Le cronache che riceviamo in associazione non sono che frammenti
di questa trama ordita tessendo tutto quello che può accadere
nell’arco di giornate, settimane, anni. Scrive Daniele:
“Direi che Madre Terra è una grandissima opportunità e potenzialità
produttiva. Attraverso questo strumento, si possono creare
posti di lavoro per i ragazzi, dare loro la possibilità
di imparare e di crescere acquisendo le conoscenze necessarie
ad un mestiere, forse il più antico, ma certamente quello
che permette di essere in relazione con l'intera creazione.

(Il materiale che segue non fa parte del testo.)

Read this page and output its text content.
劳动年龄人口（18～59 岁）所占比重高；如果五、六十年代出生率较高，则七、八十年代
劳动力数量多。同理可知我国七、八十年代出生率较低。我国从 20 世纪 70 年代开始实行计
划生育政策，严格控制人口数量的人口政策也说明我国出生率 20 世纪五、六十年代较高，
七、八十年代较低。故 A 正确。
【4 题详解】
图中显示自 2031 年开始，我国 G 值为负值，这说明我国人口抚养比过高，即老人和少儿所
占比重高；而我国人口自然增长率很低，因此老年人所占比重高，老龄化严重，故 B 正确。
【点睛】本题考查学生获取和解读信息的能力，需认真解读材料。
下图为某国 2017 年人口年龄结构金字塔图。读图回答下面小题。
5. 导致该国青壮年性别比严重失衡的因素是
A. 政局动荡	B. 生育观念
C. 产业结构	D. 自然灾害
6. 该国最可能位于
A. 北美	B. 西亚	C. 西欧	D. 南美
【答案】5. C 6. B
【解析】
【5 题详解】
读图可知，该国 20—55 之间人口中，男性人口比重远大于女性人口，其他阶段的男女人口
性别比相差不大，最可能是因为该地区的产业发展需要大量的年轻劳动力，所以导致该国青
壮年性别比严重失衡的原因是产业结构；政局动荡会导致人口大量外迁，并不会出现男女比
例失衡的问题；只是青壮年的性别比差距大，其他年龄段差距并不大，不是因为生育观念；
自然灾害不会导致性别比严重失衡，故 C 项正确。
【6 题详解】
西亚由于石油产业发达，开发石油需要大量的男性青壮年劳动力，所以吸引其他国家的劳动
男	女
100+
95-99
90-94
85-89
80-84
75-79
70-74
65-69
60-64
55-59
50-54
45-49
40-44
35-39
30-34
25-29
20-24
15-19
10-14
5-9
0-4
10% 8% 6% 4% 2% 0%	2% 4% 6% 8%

E' un sentirsi a casa, è un riappropriarsi del proprio essere
in armonia con il resto del creato, vivere la relazione
creatura – Creatore, senza dimenticare la fatica, il sudore
che tutto questo comporta, ma anche la fatica vissuta in
relazione permette a chi la vive di crescere”. Prosegue:
“I ragazzi stupiscono veramente perché nonostante il loro
vissuto di emarginazione e spesso di solitudine cercano
di non perdere la dignità, anche attraverso il lavoro. L'allegria
è una costante della loro vita”.
Alessandro ha iniziato a fare delle lezioni di informatica
di base: “Tutti lavorano e tanto, i lavori procedono ma
si avverte quella passività di cui si parlava quando eravate
qui. Il lavoro con i ragazzi va bene anche se credo di essere
percepito ancora come un estraneo. Gli incontri di informatica
sono iniziati, dovrebbero essere due alla settimana ma fino
ad ora siamo riusciti a farne una sola anche perché la terra
è una “madre” molto esigente che spesso richiede di dedicarsi
a lei. Partecipano tutti: i ragazzi, Geneci, Neldo e Ronaldo.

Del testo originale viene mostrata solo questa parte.